Heterogeneous migration solutions such as Dynamic Storage Tiering in Symantec Corp.'s Veritas Storage Foundation "helps [administrators] automate the movement of information from one storage tier to another," said Sean Derrington, Symantec's director, storage and availability management group. "We've engineered a multivolume file system so everything is transparent to the application, database, data protection application and end users," he said.

Policies can be devised according to business or IT goals, Derrington said. "IT can include the business organization as much or as little as it wants."

The next evolution in moving data across tiers will be to couple the data movement solutions with emerging e-discovery data classification technologies, said Jeff Boles, senior analyst and director, validation services at Hopkinton, Mass.-based Taneja Group.

"As an industry, we don't have a rich history of being able to deeply classify and structure our storage," Boles said. "So when you introduce tiered storage -- whether at the file-system level or at the block level -- to an environment, there are some real challenges."

But newer e-discovery data classification tools have Boles thinking the marriage between movement technologies and classification technologies is imminent.

"I have no doubt that in the next two years we're going to see an evolving marketplace where these solutions do become coupled together," Boles said.

Quality of service tools on the way

Along with data movement technologies driving tiered storage growth, quality of service tools may not be far behind.
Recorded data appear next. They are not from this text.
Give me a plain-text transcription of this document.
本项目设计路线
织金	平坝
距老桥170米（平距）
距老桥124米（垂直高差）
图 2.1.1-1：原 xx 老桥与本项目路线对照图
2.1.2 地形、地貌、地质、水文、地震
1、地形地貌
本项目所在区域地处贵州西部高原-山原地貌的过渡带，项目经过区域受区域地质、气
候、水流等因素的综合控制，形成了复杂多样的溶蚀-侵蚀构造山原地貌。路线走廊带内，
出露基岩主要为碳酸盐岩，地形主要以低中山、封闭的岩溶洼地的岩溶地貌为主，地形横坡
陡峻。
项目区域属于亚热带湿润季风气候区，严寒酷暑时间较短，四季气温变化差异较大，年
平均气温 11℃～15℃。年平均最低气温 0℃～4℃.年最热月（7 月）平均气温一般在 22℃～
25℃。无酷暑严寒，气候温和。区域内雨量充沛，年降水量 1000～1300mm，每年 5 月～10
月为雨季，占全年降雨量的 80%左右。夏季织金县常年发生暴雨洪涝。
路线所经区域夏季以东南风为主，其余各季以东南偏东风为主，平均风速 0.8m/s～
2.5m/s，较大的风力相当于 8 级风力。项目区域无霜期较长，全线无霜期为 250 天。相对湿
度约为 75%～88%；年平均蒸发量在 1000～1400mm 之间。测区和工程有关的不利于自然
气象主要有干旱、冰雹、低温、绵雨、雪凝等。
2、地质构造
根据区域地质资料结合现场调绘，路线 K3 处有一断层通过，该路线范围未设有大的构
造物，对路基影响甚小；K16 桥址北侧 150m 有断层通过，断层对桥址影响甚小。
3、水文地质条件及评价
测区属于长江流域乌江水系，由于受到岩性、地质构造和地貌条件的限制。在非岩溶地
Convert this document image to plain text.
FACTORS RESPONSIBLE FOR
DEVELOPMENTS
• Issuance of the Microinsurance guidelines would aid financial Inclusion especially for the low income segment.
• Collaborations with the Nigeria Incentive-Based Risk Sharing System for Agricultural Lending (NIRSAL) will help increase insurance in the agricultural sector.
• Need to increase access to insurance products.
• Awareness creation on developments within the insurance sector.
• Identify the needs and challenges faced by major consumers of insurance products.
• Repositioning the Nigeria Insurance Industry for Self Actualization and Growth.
Boles decried the "total lack of QoS capabilities" in today's market.

"It still amazes me today that nobody has been able to bring a real storage software stack to the market that can help you understand and manage your enterprise according to policies around those different tiers of service and even do things within the storage fabric to optimize your performance," Boles said.

Virtual Instruments' VirtualWisdom is one product that seeks to conquer the QoS problem. It provides "on the wire" instrumentation and measurement capabilities to optimize virtualized environments.

Boles believes more QoS solutions will emerge in the next few years. "It will happen because we're seeing people focused on predictive frameworks," he said.